In the world of residential rental buildings, for a number of years, the landlord was king. Tenants had to pay brokerage commissions for apartments and hope that they would be approved to pay the non-negotiated rental price. Fast forward to 2008-2009, when the landlord offered a new tenant, one to three months free rent, a reduction in monthly rental charges between 10 to 30 percent, as well as payment of brokerage commission and free health club membership.  

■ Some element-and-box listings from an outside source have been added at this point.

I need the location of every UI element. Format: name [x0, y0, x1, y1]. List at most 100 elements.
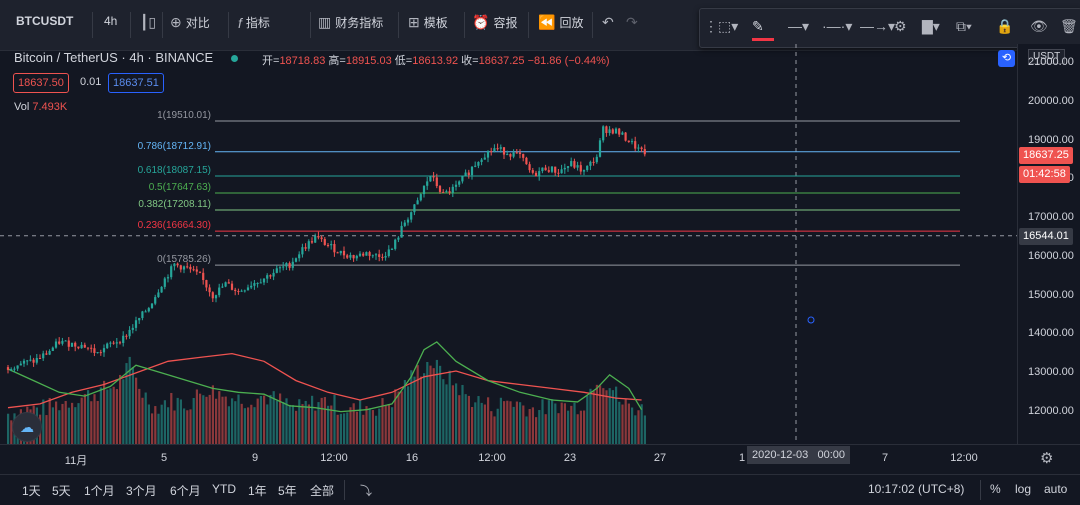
- auto-toggle[interactable]: auto: [1044, 482, 1067, 496]
- select-template-icon[interactable]: ⬚▾: [718, 18, 739, 34]
- settings-gear-icon[interactable]: ⚙: [894, 18, 907, 34]
- fib-level-label: 0(15785.26): [157, 254, 211, 265]
- financials-button[interactable]: ▥ 财务指标: [318, 14, 383, 31]
- line-style-icon[interactable]: ·—·▾: [822, 18, 853, 34]
- candle-body: [573, 161, 576, 168]
- clock[interactable]: 10:17:02 (UTC+8): [868, 482, 964, 496]
- price-tick-label: 21000.00: [1028, 56, 1074, 69]
- candle-body: [477, 161, 480, 166]
- candle-body: [355, 255, 358, 259]
- candle-body: [371, 255, 374, 257]
- volume-bar: [176, 397, 179, 444]
- divider: [228, 12, 229, 38]
- volume-bar: [74, 407, 77, 444]
- candle-body: [365, 252, 368, 256]
- symbol-search-button[interactable]: BTCUSDT: [16, 14, 73, 28]
- range-button[interactable]: 1年: [248, 484, 267, 498]
- volume-bar: [234, 401, 237, 444]
- range-button[interactable]: YTD: [212, 482, 236, 496]
- candle-body: [182, 266, 186, 270]
- volume-bar: [442, 379, 445, 444]
- lock-icon[interactable]: 🔒: [996, 18, 1014, 34]
- percent-toggle[interactable]: %: [990, 482, 1001, 496]
- alert-button[interactable]: ⏰ 容报: [472, 14, 517, 31]
- volume-bar: [7, 413, 10, 444]
- candle-body: [381, 256, 384, 258]
- volume-bar: [135, 377, 138, 444]
- visibility-icon[interactable]: ▇▾: [922, 18, 940, 34]
- volume-bar: [272, 391, 275, 444]
- financials-label: 财务指标: [335, 16, 384, 30]
- volume-bar: [544, 414, 547, 444]
- templates-button[interactable]: ⊞ 模板: [408, 14, 448, 31]
- candle-body: [291, 261, 294, 268]
- volume-bar: [583, 410, 586, 444]
- divider: [528, 12, 529, 38]
- chart-settings-icon[interactable]: ⟲: [998, 50, 1015, 67]
- candle-body: [563, 167, 566, 170]
- price-chart[interactable]: 1(19510.01) 0.786(18712.91) 0.618(18087.15…: [0, 44, 1017, 444]
- interval-button[interactable]: 4h: [104, 14, 117, 28]
- candle-body: [506, 154, 509, 156]
- log-toggle[interactable]: log: [1015, 482, 1031, 496]
- undo-button[interactable]: ↶: [602, 14, 614, 31]
- time-axis[interactable]: 11月 5 9 12:00 16 12:00 23 27 1 7 12:00: [0, 444, 1080, 475]
- candle-body: [307, 241, 310, 249]
- candle-body: [6, 367, 10, 370]
- axis-settings-gear-icon[interactable]: ⚙: [1040, 450, 1054, 467]
- compare-button[interactable]: ⊕ 对比: [170, 14, 210, 31]
- line-color-icon[interactable]: ✎: [752, 18, 764, 34]
- candle-body: [253, 283, 256, 286]
- candle-body: [502, 147, 506, 155]
- line-end-icon[interactable]: —→▾: [860, 18, 896, 34]
- chart-type-button[interactable]: ┃▯: [140, 14, 156, 31]
- candle-body: [317, 236, 320, 238]
- candle-body: [534, 172, 538, 177]
- candle-body: [448, 191, 451, 193]
- candle-body: [358, 253, 362, 256]
- volume-bar: [42, 399, 45, 444]
- volume-bar: [157, 413, 160, 444]
- candle-body: [349, 255, 352, 258]
- buy-button[interactable]: 18637.51: [108, 73, 164, 93]
- volume-bar: [512, 406, 515, 444]
- currency-button[interactable]: USDT: [1028, 49, 1066, 64]
- volume-bar: [141, 397, 144, 444]
- eye-icon[interactable]: 👁: [1030, 18, 1048, 34]
- line-width-icon[interactable]: —▾: [788, 18, 810, 34]
- candle-body: [106, 343, 109, 349]
- close-value: 18637.25: [478, 55, 525, 67]
- range-button[interactable]: 1个月: [84, 484, 115, 498]
- replay-button[interactable]: ⏪ 回放: [538, 14, 583, 31]
- goto-date-icon[interactable]: ⤵: [360, 484, 373, 498]
- candle-body: [323, 239, 326, 245]
- logo-badge-icon[interactable]: ☁: [12, 412, 42, 442]
- volume-bar: [618, 401, 621, 444]
- candle-body: [547, 170, 550, 172]
- range-button[interactable]: 全部: [310, 484, 335, 498]
- drawing-toolbar: ⋮ ⬚▾ ✎ —▾ ·—·▾ —→▾ ⚙ ▇▾ ⧉▾ 🔒 👁 🗑: [699, 8, 1080, 48]
- volume-bar: [522, 405, 525, 444]
- indicators-button[interactable]: f 指标: [238, 14, 270, 31]
- range-button[interactable]: 5年: [278, 484, 297, 498]
- drag-handle-icon[interactable]: ⋮: [704, 18, 718, 34]
- crosshair-date-tag: 2020-12-03 00:00: [747, 446, 850, 464]
- candle-body: [627, 140, 630, 142]
- candle-body: [58, 341, 61, 344]
- trash-icon[interactable]: 🗑: [1060, 18, 1078, 34]
- low-value: 18613.92: [412, 55, 459, 67]
- candle-body: [611, 129, 614, 134]
- volume-bar: [464, 394, 467, 444]
- range-button[interactable]: 1天: [22, 484, 41, 498]
- candle-body: [442, 191, 445, 193]
- sell-button[interactable]: 18637.50: [13, 73, 69, 93]
- range-button[interactable]: 6个月: [170, 484, 201, 498]
- redo-button[interactable]: ↷: [626, 14, 638, 31]
- candlestick-icon: ┃▯: [140, 14, 157, 30]
- range-button[interactable]: 5天: [52, 484, 71, 498]
- candle-body: [410, 212, 413, 220]
- volume-bar: [125, 363, 128, 444]
- volume-ma-line: [7, 352, 642, 409]
- clone-icon[interactable]: ⧉▾: [956, 18, 972, 34]
- range-button[interactable]: 3个月: [126, 484, 157, 498]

It was only a few years ago that people would wait in line to purchase a new condo unit. There was no need to see a finished product, just show me the plans and I will sign on the dotted line. That was not the story in 2009.

“To sell an apartment, the purchaser went to see an actual completed apartment in a building which is ready to be occupied,” David Kramer, a principal of the Hudson Companies, said.

Everyone wants to own an office building in Manhattan, but while it was in vogue a few years ago to seek an office building with few if any tenants, such buildings are the worst possible assets to own in New York or New Jersey today.  

Bear Stearns, AIG, Lehman Brothers, Fannie Mae were once considered credit tenants, the cream of the crop that owners of office buildings would fight for. In 2009, the term credit tenant no longer existed since companies like those noted are no longer in business or owned by the government.

Everyone wanted to buy land for residential development in 2006 and 2007 with Irish, Israeli and domestic investors paying prices of up to $450 per developable foot for empty lots. As we enter 2010, most residential developers are not interested in owning undeveloped land for even as little as $50 per foot. In addition, no bank would even finance the purchase of raw development land this year.

It was just a few years ago when the office buildings at 26 Broadway sold for $375 per square foot. A few months earlier, the price was $345 per square foot for the office building at 14 Wall Street. Fast forward to 2009 with the sale of the AIG buildings on Wall and Pine streets at $100 per foot, and this month the contract for JPMorgan Chase’s building at 4 New York Plaza at $97 per foot.

Can you imagine that it was October 2007 when New York-based Somerset Partners forked over $509 million for the office building at 450 Park Avenue, the most ever paid for an American office tower on a per square foot basis. It was $1,566 a square foot for the 325,000-square-foot tower. It is hard to believe that no office building in New York City sold for an amount higher than $381 per square foot this year. That price was paid by a joint venture of IDB Holding Corp. In another deal, Joseph Cayre paid $330 million for the HSBC Tower at 425 Fifth Avenue.

Enough with my negative and pessimistic comments about 2009. The stars are aligned for a new year for commercial real estate. There is more money available; there will be a return to securitization and the world appears to be getting better. Nevertheless, I am holding my lucky rabbit foot in both hands for 2010.

See you next year.

Michael Stoler is a columnist for The Real Deal and host of real estate programs “The Stoler Report” and “Building New York” on CUNY TV and on WEGTV in East Hampton. His radio show, “The Michael Stoler Real Estate Report,” airs on 1010 WINS on Saturdays and Sundays. Stoler is a director at Madison Realty Capital as well as an adjunct professor at NYU Real Estate Institute, and a former contributing editor and columnist for the New York Sun.